村上春樹の旅行エッセイ「遠い太鼓」は、えらく面白い旅行記で3度ぐらい読み返したが、彼のエッセイが読みたくなって、近場の図書館が属するLos Angeles County Libraryのサイトで検索をかけて出てきたのが、「チャイと兵隊と羊-21日間トルコ一週」という本だった。(本書はギリシア旅行を綴った「アトス-神のリアル・ワールド」と組で「雨天炎天」という2冊組の本になっているというのを後で知った。こっちも図書館のデータベースで検索してみよう。)

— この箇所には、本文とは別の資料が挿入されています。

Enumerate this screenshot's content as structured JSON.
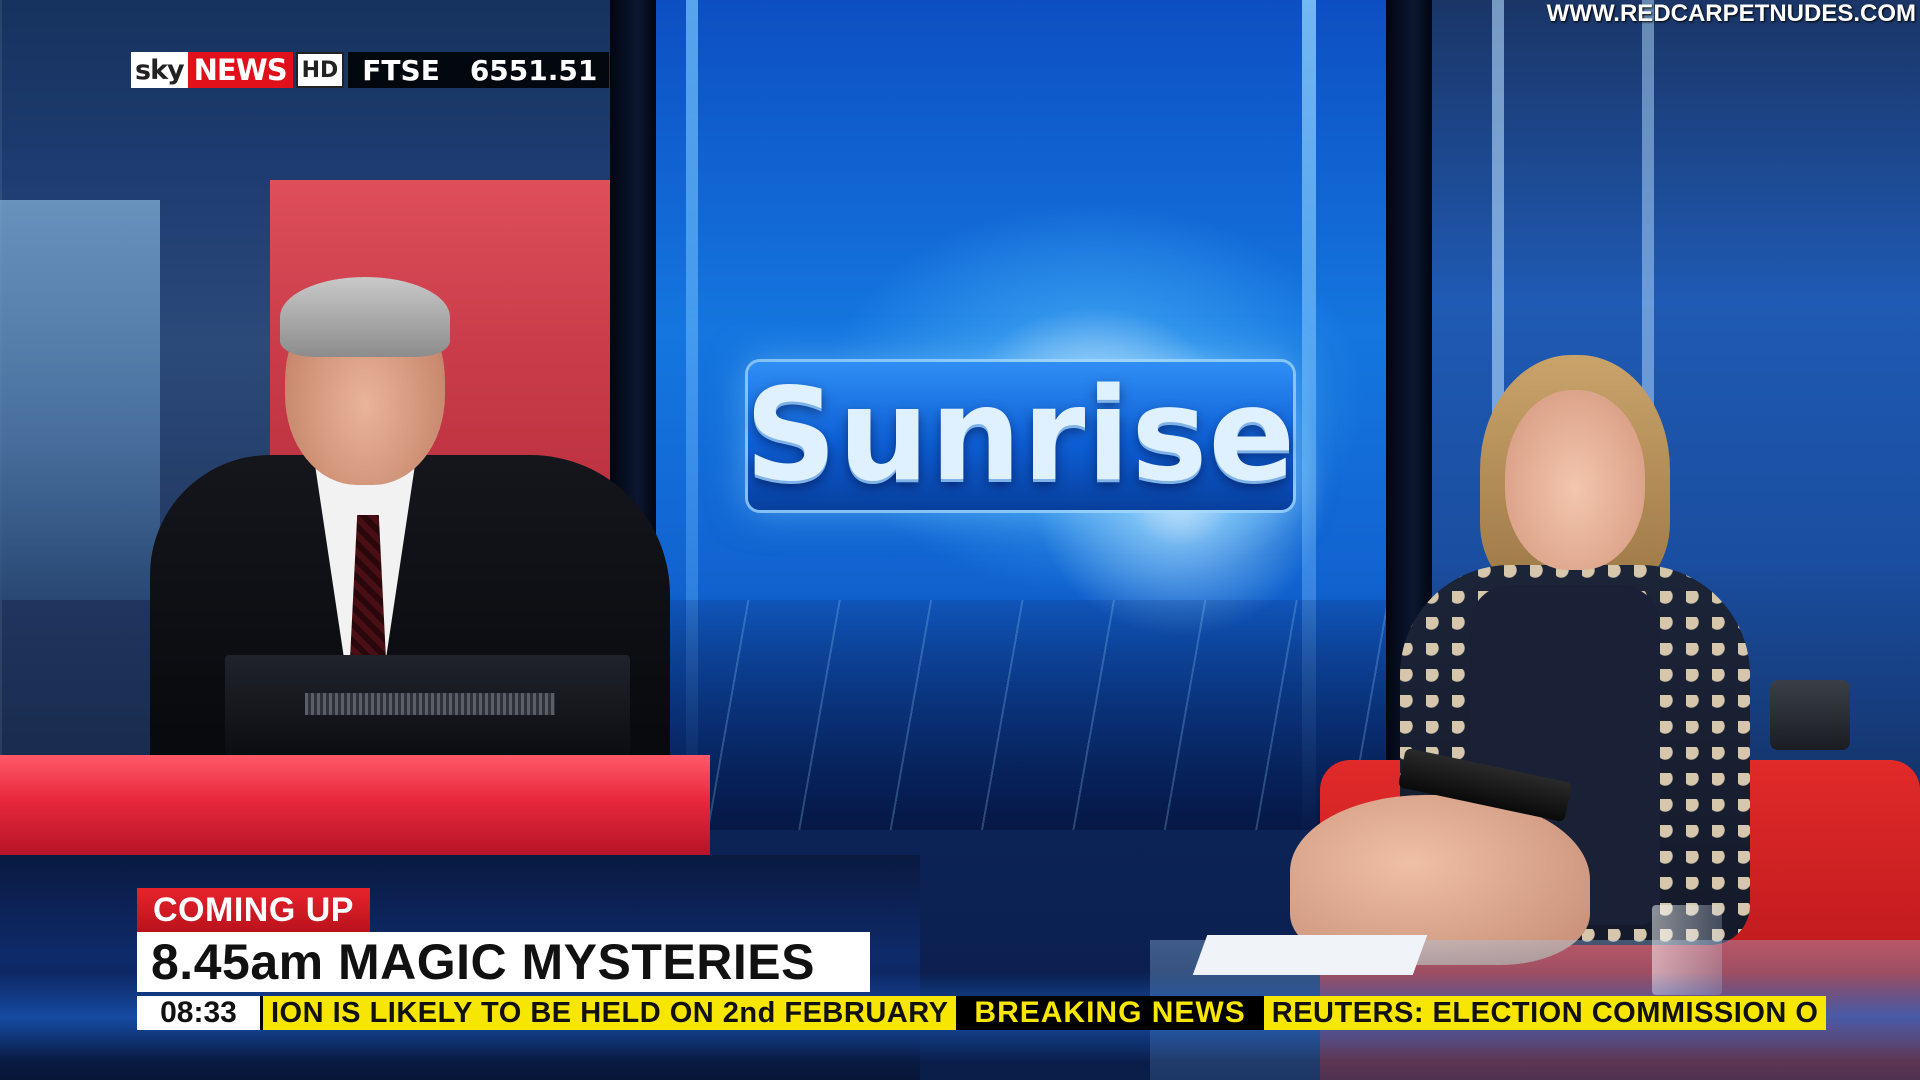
{
  "channel": {
    "logo_sky": "sky",
    "logo_news": "NEWS",
    "logo_hd": "HD",
    "market_label": "FTSE",
    "market_value": "6551.51"
  },
  "watermark": "WWW.REDCARPETNUDES.COM",
  "set": {
    "show_title": "Sunrise"
  },
  "strap": {
    "coming_up_label": "COMING UP",
    "headline": "8.45am MAGIC MYSTERIES",
    "clock": "08:33",
    "ticker_items": [
      "ION IS LIKELY TO BE HELD ON 2nd FEBRUARY",
      "BREAKING NEWS",
      "REUTERS: ELECTION COMMISSION O"
    ]
  },
  "colors": {
    "sky_red": "#e0111b",
    "ticker_yellow": "#f7e600",
    "set_blue": "#1576e0"
  }
}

村上氏は写真家の村松映三氏と共に、トルコという国の外周をほぼ一周回る旅に出て、本書はその旅の記録なのだが、その土地土地の風俗・人々を観察して鋭い洞察、考察を加えたかと思えば、フェイントをかますかのような軽妙洒脱な描写が出てきたりして、楽しい。「遠い太鼓」もそうだったが、だいたい旅行というものからして、見知らぬ土地で思索に耽るような気持ちになることもあれば、バカな事をやってみたい気持ちになることもある行為なのだと思う。だから、きっと村上氏の旅行エッセイは自分も同行しているような気持ちに浸れることが多くて、読んでいて楽しいのだろう。

ただ、トルコ一周は、その長期滞在が「遠い太鼓」で綴られているギリシャやイタリアなどに比べて国の性格上、苦行を強いられる旅行だったこともあってか、憂鬱な気分になったことも多かったようで、「遠い太鼓」ほど可笑しいところが無いのがちょっと寂しかった。

それにしても、水を好むという金目銀目の白猫、ヴァン猫には一度で良いから会ってみたいものです。